Altogether, there are $90000$ numbers with five digits. Exactly one-third of these (starting with 10002 and ending with 99999) are divisible by 3. So altogether there are $30000$ five-digit numbers divisible by 3. Now we must subtract all such numbers that contain no 6s.
To count how many five-digit multiples of 3 contain no 6s, look at how many ways there are to choose each of the five digits in the number. There are eight choices for the leading digit (which could be 1,2,3,4,5,7,8 or 9). For each of the second, third and fourth digits, there are nine choices (because we could also have a 0 in those positions). For the final digit, there are three choices. To see why, notice that the sum of the five digits must be a multiple of 3. If the sum of the first four digits is $=1\pmod3$ then the last digit must be 2,5 or 8. If the sum of the first four digits is $=2\pmod3$ then the last digit must be 1,4 or 7. And if the sum of the first four digits is $=0\pmod3$ then the last digit must be 0,3 or 9 (since it can't be 6!). So in every case there are exactly three choices.
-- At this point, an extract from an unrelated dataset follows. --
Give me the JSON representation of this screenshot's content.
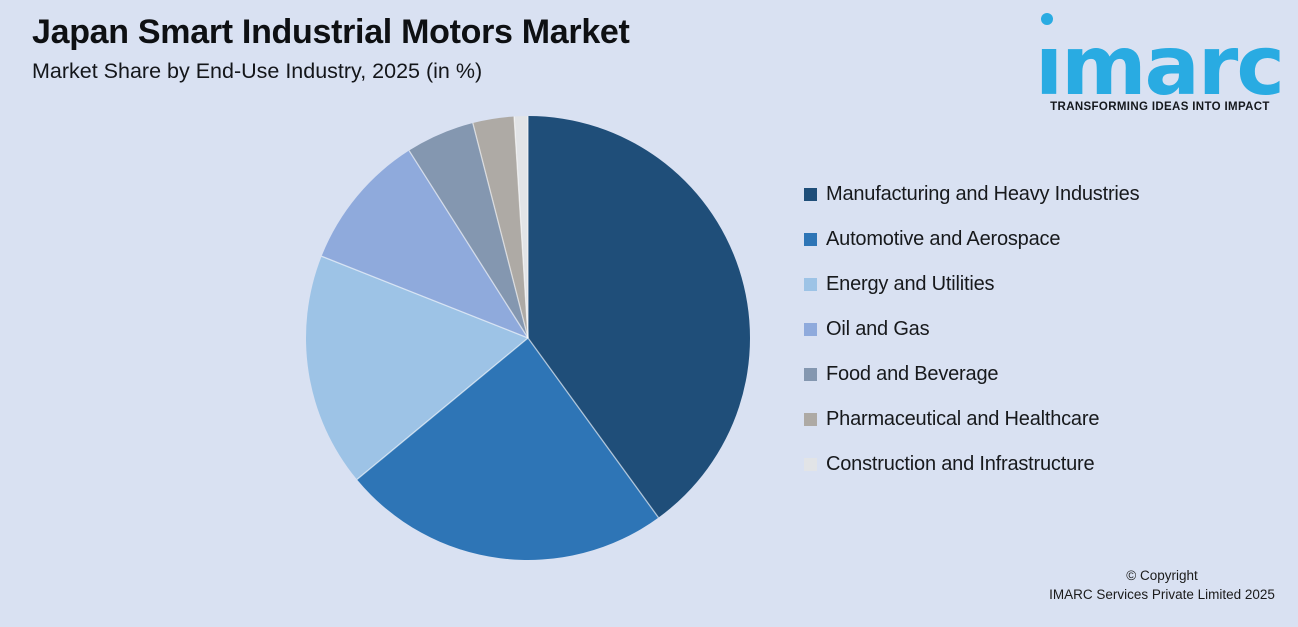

Thus altogether there are $8*9^3*3 = 17496$ five-digit multiples of 3 containing no 6s, and subtracting that number from $30000$ we get $12504$ as the answer.
Well done, Opalg! Your answer is of course correct and for your information, I didn't solve this problem, however, I did find a solution which was very nearly identical to yours, and I never realized that modulo arithmetic could be a tool to solve counting problems like this.
I like your explanation so much and whenever it has come time to read your explanatory posts, you have never failed to enlighten us with your clever step-by-step working and so I thank you for participating and for this brilliant solution! My hat is truly off to you, Mr. Opalg!